Reportage de Samia Naït Iqbal
Momo,
Rien qu’à voir le paysage j’ai des crampes dans le ventre, c’est une région mal aimée que les pouvoirs successifs cherchent à détruire et sans jeux de mots à réduire en cendre. Nous n’avons que ce que nous méritons! je ne parlerais pas ici des Hommes et des Femmes que la Kabylie à vue grandir qui lui ont tourné le dos qui ont honte de parler leur langue lors des séminaires, ou avec les officiels du pays ou du monde. Merci à eux de nous avoir enterré vivant.
Une région défigurée à l’image du moyen orient qu’ils veulent imposer chez nous!, Maître d’écoles, Professeurs, Avocats, Maires…. Nous vous demandons à tous de vous réveiller pour diffuser notre belle langue dans les rouages des pouvoirs publics et dans toutes les institutions.
Paix à leur âme. Cette tentative de génocide restera une page noire dans l’Histoire de la Kabylie.

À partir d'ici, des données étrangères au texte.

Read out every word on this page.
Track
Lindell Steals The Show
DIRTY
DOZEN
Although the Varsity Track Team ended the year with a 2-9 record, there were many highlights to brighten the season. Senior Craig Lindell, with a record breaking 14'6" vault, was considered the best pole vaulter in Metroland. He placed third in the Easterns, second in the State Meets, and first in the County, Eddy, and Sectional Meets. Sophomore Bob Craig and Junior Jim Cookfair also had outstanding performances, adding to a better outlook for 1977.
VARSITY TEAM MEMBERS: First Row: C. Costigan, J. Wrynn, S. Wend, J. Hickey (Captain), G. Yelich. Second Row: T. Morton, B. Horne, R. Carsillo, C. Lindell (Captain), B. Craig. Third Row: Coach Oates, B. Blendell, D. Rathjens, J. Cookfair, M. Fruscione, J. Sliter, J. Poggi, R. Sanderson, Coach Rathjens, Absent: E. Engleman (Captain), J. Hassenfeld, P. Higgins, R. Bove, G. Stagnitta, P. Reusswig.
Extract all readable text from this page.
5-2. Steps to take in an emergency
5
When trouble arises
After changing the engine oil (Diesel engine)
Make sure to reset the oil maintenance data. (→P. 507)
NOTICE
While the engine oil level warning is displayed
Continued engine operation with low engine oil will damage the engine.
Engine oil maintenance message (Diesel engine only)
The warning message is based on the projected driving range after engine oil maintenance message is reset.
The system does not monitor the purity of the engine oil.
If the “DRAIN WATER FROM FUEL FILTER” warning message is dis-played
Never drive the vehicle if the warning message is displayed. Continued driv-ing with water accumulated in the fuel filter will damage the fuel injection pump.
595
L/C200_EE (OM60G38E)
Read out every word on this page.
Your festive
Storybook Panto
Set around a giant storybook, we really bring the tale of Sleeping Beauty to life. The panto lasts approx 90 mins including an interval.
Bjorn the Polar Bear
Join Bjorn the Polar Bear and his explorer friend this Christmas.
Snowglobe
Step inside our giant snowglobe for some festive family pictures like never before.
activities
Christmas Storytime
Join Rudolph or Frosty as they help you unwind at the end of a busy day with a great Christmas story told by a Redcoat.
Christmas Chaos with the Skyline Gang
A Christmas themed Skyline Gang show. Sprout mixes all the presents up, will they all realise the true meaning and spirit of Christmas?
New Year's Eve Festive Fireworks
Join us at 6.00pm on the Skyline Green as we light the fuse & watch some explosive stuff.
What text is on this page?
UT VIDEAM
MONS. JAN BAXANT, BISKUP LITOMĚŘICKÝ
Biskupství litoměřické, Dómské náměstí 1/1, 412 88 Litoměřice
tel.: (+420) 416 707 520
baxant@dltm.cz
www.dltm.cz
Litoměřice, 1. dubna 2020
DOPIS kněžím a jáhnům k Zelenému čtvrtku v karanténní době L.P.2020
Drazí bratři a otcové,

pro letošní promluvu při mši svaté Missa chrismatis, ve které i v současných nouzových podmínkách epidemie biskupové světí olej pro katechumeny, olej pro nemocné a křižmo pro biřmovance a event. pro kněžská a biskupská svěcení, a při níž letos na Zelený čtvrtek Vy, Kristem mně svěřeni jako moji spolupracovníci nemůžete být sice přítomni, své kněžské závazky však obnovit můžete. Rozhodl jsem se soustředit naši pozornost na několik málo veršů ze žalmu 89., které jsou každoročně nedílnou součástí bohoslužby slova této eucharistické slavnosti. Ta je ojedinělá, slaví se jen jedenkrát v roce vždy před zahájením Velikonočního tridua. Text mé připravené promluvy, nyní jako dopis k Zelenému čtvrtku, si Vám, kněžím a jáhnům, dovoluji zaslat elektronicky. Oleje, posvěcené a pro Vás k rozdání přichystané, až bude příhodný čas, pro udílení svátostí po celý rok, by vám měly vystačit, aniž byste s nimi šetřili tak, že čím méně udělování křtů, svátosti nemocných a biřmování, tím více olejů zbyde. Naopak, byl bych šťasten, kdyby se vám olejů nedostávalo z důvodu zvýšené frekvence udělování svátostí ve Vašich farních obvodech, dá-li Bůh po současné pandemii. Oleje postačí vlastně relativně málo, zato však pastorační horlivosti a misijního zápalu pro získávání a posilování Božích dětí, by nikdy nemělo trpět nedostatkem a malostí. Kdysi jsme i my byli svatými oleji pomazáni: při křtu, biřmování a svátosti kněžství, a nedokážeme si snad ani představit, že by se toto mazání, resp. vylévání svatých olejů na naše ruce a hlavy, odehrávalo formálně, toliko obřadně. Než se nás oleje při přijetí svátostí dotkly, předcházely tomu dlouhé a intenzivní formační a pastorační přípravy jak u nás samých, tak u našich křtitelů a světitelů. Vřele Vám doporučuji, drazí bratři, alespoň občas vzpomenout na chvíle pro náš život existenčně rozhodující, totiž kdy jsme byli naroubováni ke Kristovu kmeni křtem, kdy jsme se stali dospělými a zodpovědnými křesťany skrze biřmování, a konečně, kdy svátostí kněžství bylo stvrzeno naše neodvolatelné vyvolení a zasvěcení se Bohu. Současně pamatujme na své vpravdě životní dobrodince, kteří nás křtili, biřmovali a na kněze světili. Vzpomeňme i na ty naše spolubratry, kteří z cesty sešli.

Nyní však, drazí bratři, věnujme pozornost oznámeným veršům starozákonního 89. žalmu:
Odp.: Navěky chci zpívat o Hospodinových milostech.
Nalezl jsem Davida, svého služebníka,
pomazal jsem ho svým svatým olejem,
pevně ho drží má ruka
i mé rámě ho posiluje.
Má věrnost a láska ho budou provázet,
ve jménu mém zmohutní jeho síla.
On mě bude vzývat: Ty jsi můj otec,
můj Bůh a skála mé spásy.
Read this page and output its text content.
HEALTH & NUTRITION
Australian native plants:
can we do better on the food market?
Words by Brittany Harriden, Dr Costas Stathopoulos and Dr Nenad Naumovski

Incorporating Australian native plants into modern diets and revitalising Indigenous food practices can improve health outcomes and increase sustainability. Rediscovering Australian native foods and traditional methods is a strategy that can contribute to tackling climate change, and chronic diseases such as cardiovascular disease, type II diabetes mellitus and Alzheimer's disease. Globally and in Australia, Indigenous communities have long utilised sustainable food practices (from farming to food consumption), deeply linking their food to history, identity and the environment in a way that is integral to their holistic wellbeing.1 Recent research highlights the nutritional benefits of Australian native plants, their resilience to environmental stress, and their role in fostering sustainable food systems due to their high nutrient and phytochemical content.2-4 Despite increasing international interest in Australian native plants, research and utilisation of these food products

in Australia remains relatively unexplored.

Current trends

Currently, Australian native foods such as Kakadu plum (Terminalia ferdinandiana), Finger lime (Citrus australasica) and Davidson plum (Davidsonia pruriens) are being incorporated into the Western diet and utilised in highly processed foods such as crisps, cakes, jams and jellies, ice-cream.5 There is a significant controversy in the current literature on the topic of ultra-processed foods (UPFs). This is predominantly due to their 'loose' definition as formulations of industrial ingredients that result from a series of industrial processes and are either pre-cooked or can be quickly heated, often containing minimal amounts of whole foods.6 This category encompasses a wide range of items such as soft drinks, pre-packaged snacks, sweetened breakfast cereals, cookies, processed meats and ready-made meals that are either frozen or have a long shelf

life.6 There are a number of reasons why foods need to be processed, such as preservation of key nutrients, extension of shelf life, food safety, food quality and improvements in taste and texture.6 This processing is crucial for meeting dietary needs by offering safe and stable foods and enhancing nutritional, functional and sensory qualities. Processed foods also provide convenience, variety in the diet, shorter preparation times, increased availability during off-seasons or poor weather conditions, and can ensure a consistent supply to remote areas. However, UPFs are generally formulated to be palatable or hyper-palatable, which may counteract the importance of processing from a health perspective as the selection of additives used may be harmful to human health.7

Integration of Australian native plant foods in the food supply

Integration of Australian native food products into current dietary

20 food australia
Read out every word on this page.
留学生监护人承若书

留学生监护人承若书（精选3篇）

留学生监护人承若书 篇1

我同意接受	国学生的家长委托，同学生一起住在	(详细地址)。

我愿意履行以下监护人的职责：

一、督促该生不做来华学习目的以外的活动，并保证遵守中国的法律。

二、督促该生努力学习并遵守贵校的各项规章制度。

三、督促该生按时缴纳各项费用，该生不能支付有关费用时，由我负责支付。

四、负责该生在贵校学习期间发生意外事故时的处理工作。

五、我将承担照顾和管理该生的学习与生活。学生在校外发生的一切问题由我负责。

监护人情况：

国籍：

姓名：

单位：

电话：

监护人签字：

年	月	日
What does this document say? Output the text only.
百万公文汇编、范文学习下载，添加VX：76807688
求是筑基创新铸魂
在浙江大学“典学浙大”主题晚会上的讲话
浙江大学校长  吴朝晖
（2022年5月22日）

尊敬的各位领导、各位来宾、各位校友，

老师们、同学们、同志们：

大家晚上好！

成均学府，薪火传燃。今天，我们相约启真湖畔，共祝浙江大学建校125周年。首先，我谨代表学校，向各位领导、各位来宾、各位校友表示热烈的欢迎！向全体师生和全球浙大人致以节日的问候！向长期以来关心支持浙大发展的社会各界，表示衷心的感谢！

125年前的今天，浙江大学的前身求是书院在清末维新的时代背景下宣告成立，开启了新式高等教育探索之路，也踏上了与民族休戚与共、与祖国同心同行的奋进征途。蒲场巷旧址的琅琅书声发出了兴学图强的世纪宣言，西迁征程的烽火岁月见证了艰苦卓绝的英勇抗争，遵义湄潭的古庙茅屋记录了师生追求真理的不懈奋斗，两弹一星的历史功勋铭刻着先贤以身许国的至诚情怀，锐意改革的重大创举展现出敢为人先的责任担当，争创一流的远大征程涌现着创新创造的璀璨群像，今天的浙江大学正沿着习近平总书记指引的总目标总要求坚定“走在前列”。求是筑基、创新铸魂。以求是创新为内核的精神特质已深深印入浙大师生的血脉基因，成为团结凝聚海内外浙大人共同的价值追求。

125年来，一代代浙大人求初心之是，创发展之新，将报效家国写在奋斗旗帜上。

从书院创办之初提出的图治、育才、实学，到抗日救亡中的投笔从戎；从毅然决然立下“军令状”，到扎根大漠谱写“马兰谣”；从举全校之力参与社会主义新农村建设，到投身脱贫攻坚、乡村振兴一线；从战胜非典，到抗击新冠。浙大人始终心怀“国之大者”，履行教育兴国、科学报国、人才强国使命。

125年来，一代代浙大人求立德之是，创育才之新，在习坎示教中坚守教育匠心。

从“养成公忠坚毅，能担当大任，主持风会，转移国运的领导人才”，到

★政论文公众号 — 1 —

Nous partageons la douleur de toutes familles endeuillées et il est difficile de faire le deuil un an après. La visite du wali est tout simplement insupportable; le wali est un larbin du pouvoir algérien qui a organisé ces feux avec des moyens sophistiqués (usage de phosphore blanc). teboun et chiengriha vont bientôt avoir à répondre devant la Cour Pénale Internationale.